L’exposition de Julie Digard et Jordan Madlon nous introduit aux enjeux d’une abstraction renouvelée dont la syntaxe est à la fois plus déroutante mais aussi plus proche de nous. Ils offrent deux facettes d’un travail contenu dans les périmètres serrés d’une démarche plutôt formelle mais débordant de couleurs, de vibrations et d‘énergie communicative. Julie Digard nous propose les géométries acryliques, douces et sans sécheresse de compositions construites en plan suggérés. Elle organise les plâtres, les cadres et le tissu avec une discipline qui ne renonce pas à une exubérance des courbes, des angles et des aplats nés dans le blanc du gesso. Les ensembles sont ordonnés avec précision mais conçus avec la subtilité de laisser paraitre leur incapacité à contraindre un certain désordre. L’artiste qui travaille en séries, combine sa rigueur à des expressions ludiques très ouvertes à l’aide de prismes aux géométries non conventionnelles et aux teintes saturées. Les propositions de Jordan Madlon interrogent dans leurs gestualités les manières d’occuper l’espace de la peinture et son hors champ. Faut-il exclure l’espace réel ou en faire un élément essentiel ? L’inclusion de l’espace environnant induit-elle une certaine forme d’expérience esthétique ? Comment faire objet autonome sans nier l’espace d’installation ? L’artiste procède par collages, dialogues des matières, adjonctions de petits motifs, volumes incongrus accrochés aux murs, rondeurs baroques, angulations et découpages. Les oeuvres abstraites procèdent ici par associations ou expansions hors des contraintes du cadre, faisant ou défaisant des harmonies jamais stables.
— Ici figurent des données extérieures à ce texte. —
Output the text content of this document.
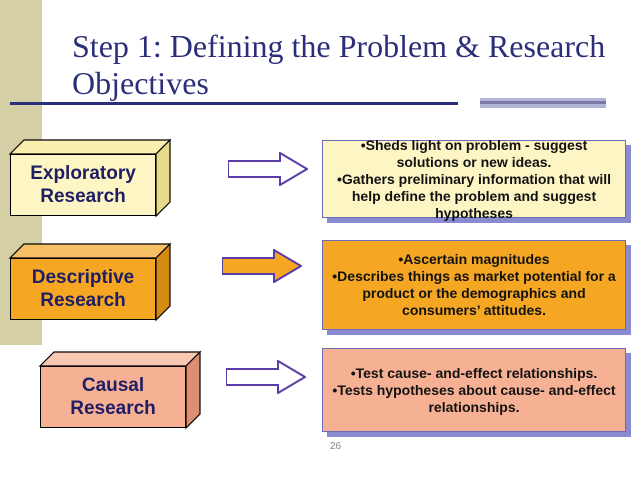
Step 1: Defining the Problem & Research Objectives
Exploratory Research
•Sheds light on problem - suggest solutions or new ideas.
•Gathers preliminary information that will help define the problem and suggest hypotheses
Descriptive Research
•Ascertain magnitudes
•Describes things as market potential for a product or the demographics and consumers’ attitudes.
Causal Research
•Test cause- and-effect relationships.
•Tests hypotheses about cause- and-effect relationships.
26
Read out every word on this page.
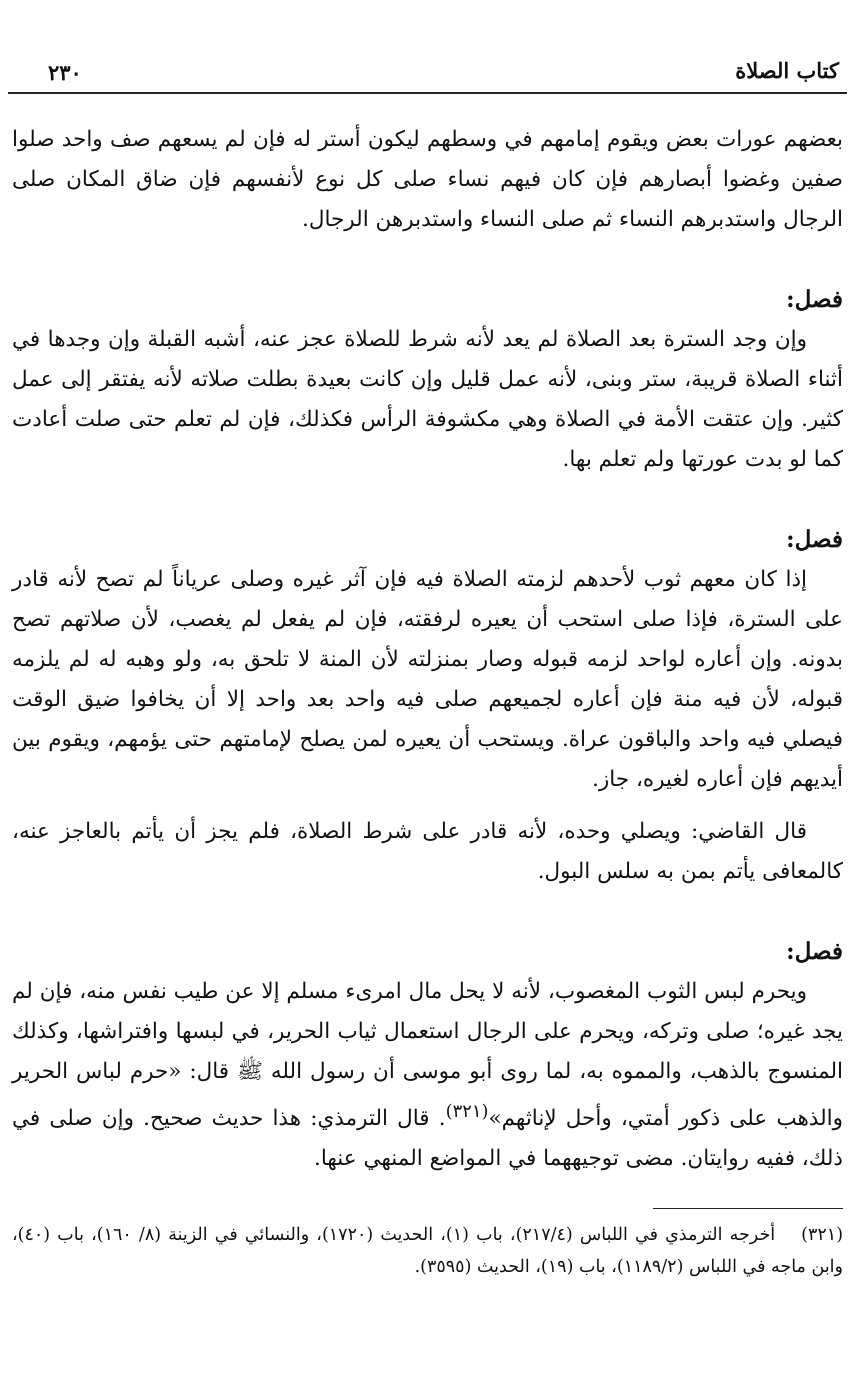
كتاب الصلاة
٢٣٠

بعضهم عورات بعض ويقوم إمامهم في وسطهم ليكون أستر له فإن لم يسعهم صف واحد صلوا صفين وغضوا أبصارهم فإن كان فيهم نساء صلى كل نوع لأنفسهم فإن ضاق المكان صلى الرجال واستدبرهم النساء ثم صلى النساء واستدبرهن الرجال.

فصل:

وإن وجد السترة بعد الصلاة لم يعد لأنه شرط للصلاة عجز عنه، أشبه القبلة وإن وجدها في أثناء الصلاة قريبة، ستر وبنى، لأنه عمل قليل وإن كانت بعيدة بطلت صلاته لأنه يفتقر إلى عمل كثير. وإن عتقت الأمة في الصلاة وهي مكشوفة الرأس فكذلك، فإن لم تعلم حتى صلت أعادت كما لو بدت عورتها ولم تعلم بها.

فصل:

إذا كان معهم ثوب لأحدهم لزمته الصلاة فيه فإن آثر غيره وصلى عرياناً لم تصح لأنه قادر على السترة، فإذا صلى استحب أن يعيره لرفقته، فإن لم يفعل لم يغصب، لأن صلاتهم تصح بدونه. وإن أعاره لواحد لزمه قبوله وصار بمنزلته لأن المنة لا تلحق به، ولو وهبه له لم يلزمه قبوله، لأن فيه منة فإن أعاره لجميعهم صلى فيه واحد بعد واحد إلا أن يخافوا ضيق الوقت فيصلي فيه واحد والباقون عراة. ويستحب أن يعيره لمن يصلح لإمامتهم حتى يؤمهم، ويقوم بين أيديهم فإن أعاره لغيره، جاز.

قال القاضي: ويصلي وحده، لأنه قادر على شرط الصلاة، فلم يجز أن يأتم بالعاجز عنه، كالمعافى يأتم بمن به سلس البول.

فصل:

ويحرم لبس الثوب المغصوب، لأنه لا يحل مال امرىء مسلم إلا عن طيب نفس منه، فإن لم يجد غيره؛ صلى وتركه، ويحرم على الرجال استعمال ثياب الحرير، في لبسها وافتراشها، وكذلك المنسوج بالذهب، والمموه به، لما روى أبو موسى أن رسول الله ﷺ قال: «حرم لباس الحرير والذهب على ذكور أمتي، وأحل لإناثهم»$^{(٣٢١)}$. قال الترمذي: هذا حديث صحيح. وإن صلى في ذلك، ففيه روايتان. مضى توجيههما في المواضع المنهي عنها.

(٣٢١)أخرجه الترمذي في اللباس (٢١٧/٤)، باب (١)، الحديث (١٧٢٠)، والنسائي في الزينة (٨/ ١٦٠)، باب (٤٠)، وابن ماجه في اللباس (١١٨٩/٢)، باب (١٩)، الحديث (٣٥٩٥).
C’est étrangement sous le signe du manque que les deux artistes ont souhaité placer leurs propositions communes en titrant leur exposition. S’agit-il de désigner l’inaptitude de nature du langage de la peinture à se saisir du réel qui se dérobe et échappe à sa mise en mots ? Toujours en passion la peinture, toujours vaincue. L’impossible à peindre, c’est ce qui est insuffisance, trou, perte, discontinuité. Ce qui fait défaut. Mais de ce combat contre l’insuffisance des formes, Julie Digard et Jordan Madlon nous disent qu’il est paradoxalement possible d’en approcher la vigueur. Avec la présentation d’un monde hyper mobile, hybride, fait d’intensions indécises, d’anomalies montrées, de discordances et de ratures. D’évitements subtils, d’accidents provoqués et de belles rencontres qui nous obligent à être les témoins actifs de ces interrogations.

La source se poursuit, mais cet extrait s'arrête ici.